Earlier today, a government spokesman in the central European nation warned that the economy had been left in a “grave situation” by the previous administration and that talk of a default “isn’t an exaggeration.” This news came as a bit of a shock, considering that Hungary received a bailout during the credit crisis and that the previous government had predicted a a budget deficit equal to 3.8% of GDP for the year. Even the current administration’s projection at 7.8% seemed relatively tame. While this new figure is more than double previous estimates, it is still very manageable by most estimates and total debt levels are on par with Germany. However, the country is currently the most indebted eastern European country and comments from government officials have left many analysts wondering just what will happen next, especially given the stance of the Prime Minister of Hungary,Viktor Orban, and his staunch opposition to both IMF controls as well as current austerity measures which he feels has left the country mired in recession.
Although there is currently not an ETF tracking the Hungarian economy, the country of Austria looks to be highly impacted by this mess due to its geographical closeness and high level of economic cooperation with Hungary.
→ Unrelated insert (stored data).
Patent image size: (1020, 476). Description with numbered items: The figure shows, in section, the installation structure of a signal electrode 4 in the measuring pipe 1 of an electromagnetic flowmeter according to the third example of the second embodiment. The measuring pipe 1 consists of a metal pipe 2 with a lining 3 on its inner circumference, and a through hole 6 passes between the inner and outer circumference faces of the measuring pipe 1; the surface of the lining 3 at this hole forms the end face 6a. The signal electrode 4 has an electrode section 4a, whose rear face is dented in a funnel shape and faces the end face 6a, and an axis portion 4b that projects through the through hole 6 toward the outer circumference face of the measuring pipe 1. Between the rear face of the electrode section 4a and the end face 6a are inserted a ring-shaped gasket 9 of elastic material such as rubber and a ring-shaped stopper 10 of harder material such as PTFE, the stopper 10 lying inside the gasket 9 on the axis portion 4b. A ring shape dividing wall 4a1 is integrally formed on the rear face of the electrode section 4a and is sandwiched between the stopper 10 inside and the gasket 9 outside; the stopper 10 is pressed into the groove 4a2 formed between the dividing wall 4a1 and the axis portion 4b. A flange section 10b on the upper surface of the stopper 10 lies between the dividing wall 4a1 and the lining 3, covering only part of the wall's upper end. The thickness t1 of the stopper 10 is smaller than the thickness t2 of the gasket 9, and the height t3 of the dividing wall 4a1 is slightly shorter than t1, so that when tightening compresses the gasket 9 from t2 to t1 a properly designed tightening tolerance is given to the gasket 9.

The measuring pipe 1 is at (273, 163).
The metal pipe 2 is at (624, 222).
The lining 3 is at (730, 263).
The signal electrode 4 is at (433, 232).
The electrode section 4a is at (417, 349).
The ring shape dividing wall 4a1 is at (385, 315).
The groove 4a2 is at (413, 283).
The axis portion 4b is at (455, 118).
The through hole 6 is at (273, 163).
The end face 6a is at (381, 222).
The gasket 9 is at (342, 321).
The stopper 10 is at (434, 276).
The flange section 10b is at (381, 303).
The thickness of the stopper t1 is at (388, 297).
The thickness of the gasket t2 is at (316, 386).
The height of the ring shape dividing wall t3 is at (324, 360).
Currently, there is one ETF that tracks Austria, the iShares MSCI Austria Index Fund (NYSEARCA:EWO) which was down more than 7% in afternoon trading (see charts of EWO here).
Austria ETF In Focus
EWO tracks the MSCI Austria Investable Market Index, which measures the performance of the Austrian equity market and consists of companies that are traded on the Vienna stock exchange. The fund is heavy in financials, which make up about 40% of the fund, with large allocations going towards industrial materials (21%), and energy (10%) as well. The fund has minimal allocations to media, hardware, or health care stocks and holds 37 companies in total.
In terms of market capitalization levels, the majority of the fund is in medium sized companies which make up 51.9% of the fund with virtually no allocations towards giant or micro sized securities. Given the recent turmoil in Europe, EWO has been among the hardest hit funds; it has sunk 21% thus far in 2010 and was is down 8.4% over the past week. Look for this fund to be among the most heavily impacted by any future news out of Hungary (also see Is the Austria ETF In Trouble?)
Disclosure: No positions at time of writing.